Stratégiste en chef du marché asiatique chez JP Morgan Asset Management, Taj Hui considère que « l’évaporation de la demande induite par le Covid-19 va maintenir le marché sous pression ». Même si les mesures de confinement s’assouplissent dans les prochaines semaines, « le monde va être inondé de pétrole pendant un certain temps », ajoute-t-il. Pire, pour Warren Peterson, responsable de la stratégie des matières premières chez ING, « en l’absence d’une reprise significative de la demande, les prix négatifs pourraient revenir pour le mois de juin » compte tenu de l’état des capacités de stockage « qui sera encore plus problématique » à cette période du mois prochain. Les analystes de Citi avertissent pour leur part que si les capacités mondiales de stockage arrivent rapidement à saturation, « le Brent pourrait suivre le WTI » et chuter lui aussi à un plancher historique.

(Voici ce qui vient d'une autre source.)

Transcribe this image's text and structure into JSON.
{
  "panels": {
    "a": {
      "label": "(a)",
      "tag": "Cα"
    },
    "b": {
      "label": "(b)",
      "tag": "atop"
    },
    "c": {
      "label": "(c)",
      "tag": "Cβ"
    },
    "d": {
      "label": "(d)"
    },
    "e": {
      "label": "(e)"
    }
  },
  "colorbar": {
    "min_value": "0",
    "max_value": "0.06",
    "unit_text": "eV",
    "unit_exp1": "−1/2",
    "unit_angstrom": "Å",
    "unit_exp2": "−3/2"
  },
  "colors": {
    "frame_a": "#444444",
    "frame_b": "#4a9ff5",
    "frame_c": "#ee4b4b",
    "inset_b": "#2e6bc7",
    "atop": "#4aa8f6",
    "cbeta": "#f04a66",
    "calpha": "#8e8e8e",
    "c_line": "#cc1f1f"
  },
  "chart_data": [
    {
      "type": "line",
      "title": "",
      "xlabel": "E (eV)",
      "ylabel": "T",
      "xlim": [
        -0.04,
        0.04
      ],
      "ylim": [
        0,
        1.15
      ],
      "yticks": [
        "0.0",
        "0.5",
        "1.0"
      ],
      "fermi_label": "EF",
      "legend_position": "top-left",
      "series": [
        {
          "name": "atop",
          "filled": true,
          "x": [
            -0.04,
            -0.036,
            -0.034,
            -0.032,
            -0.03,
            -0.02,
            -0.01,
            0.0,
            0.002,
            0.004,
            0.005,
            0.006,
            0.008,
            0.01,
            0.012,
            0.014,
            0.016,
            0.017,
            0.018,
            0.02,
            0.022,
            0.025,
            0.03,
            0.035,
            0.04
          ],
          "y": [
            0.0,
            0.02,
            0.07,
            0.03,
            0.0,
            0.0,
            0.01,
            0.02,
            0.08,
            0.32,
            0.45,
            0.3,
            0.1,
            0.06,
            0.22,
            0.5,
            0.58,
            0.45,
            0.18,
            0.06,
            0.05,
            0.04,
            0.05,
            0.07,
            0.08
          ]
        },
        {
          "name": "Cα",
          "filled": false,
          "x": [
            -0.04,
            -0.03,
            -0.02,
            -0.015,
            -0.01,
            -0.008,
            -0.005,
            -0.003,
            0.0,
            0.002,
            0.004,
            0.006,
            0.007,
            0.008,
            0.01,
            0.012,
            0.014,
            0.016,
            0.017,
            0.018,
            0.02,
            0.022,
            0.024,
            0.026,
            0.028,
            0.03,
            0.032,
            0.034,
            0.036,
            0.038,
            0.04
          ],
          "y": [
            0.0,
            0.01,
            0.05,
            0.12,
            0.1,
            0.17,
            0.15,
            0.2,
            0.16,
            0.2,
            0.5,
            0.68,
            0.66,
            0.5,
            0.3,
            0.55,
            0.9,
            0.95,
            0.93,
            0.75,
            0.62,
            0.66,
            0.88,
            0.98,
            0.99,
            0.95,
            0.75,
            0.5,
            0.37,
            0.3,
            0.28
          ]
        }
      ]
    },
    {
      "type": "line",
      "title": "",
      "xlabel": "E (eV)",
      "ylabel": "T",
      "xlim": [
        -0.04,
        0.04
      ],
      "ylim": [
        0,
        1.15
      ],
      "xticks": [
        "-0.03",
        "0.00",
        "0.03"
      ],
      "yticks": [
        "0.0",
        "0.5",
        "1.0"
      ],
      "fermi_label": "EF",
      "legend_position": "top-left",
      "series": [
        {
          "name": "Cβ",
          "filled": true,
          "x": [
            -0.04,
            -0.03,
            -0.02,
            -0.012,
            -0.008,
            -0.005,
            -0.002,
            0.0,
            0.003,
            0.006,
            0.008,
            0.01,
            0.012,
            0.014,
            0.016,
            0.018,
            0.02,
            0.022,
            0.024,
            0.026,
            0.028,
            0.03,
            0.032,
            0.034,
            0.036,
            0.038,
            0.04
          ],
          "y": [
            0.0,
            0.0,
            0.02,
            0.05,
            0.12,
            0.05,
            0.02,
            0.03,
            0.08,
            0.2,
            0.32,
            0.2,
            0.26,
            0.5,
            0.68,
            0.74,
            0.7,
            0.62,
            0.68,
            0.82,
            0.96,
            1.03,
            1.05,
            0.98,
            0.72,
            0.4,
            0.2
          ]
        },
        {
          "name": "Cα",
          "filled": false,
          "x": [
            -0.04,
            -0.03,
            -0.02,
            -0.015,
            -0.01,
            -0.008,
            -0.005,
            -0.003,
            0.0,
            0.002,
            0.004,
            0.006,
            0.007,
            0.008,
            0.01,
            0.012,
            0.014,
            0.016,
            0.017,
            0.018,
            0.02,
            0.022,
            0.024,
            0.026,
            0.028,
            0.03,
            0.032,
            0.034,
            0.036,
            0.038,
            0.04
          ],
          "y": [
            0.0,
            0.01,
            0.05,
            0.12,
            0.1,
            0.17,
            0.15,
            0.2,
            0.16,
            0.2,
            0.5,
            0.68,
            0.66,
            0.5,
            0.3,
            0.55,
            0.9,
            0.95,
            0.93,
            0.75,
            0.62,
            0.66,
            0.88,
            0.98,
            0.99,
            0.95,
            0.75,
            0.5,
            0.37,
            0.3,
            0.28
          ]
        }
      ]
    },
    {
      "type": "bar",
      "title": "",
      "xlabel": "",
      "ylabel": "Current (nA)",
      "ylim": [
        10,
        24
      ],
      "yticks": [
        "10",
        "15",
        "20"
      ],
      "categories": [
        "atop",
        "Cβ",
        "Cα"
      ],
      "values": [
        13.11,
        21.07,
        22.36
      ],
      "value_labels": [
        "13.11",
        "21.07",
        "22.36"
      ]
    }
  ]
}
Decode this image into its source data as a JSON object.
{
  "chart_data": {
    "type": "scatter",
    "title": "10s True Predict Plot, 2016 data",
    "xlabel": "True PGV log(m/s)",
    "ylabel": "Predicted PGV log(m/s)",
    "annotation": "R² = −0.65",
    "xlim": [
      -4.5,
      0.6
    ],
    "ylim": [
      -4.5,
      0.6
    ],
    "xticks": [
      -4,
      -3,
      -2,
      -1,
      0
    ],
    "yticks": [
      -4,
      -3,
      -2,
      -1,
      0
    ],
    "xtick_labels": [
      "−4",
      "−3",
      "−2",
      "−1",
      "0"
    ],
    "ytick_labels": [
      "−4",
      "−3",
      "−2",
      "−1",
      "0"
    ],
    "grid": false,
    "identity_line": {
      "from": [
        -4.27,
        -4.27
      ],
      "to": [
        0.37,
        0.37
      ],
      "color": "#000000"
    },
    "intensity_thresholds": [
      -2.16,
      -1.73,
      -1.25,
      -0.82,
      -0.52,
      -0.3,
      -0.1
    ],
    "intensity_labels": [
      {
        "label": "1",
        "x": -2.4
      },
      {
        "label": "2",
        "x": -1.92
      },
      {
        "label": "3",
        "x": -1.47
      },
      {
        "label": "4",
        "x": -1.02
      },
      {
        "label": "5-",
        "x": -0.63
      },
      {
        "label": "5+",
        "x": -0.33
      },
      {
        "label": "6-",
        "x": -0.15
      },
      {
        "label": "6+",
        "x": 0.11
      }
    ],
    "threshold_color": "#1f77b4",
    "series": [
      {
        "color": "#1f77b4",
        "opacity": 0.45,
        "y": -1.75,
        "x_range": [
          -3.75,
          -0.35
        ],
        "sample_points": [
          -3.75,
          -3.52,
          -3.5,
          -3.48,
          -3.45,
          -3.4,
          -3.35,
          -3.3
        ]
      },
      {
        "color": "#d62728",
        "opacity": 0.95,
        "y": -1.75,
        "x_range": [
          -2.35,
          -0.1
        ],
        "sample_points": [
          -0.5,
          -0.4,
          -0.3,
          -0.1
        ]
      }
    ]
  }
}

Or, comme l’indique Dave Meats, le directeur de la recherche sur les actions dans le secteur de l’énergie chez Morningstar, dans sa note matinale, le taux d’utilisation des capacités de stockage à Cushing -la plaque tournante (hub et dépôt pétrolier) du marché américain située en Oklahoma- « est passé de 50% au début du mois de mars à 72% au 10 avril ». À ce rythme, « les réservoirs de Cushing seront pleins à la mi-mai » et « les limites pourraient être atteintes beaucoup plus tôt que cela, étant donné que l’utilisation n’a jamais dépassé 90% lors de la précédente crise pétrolière de 2016 » prévient le spécialiste.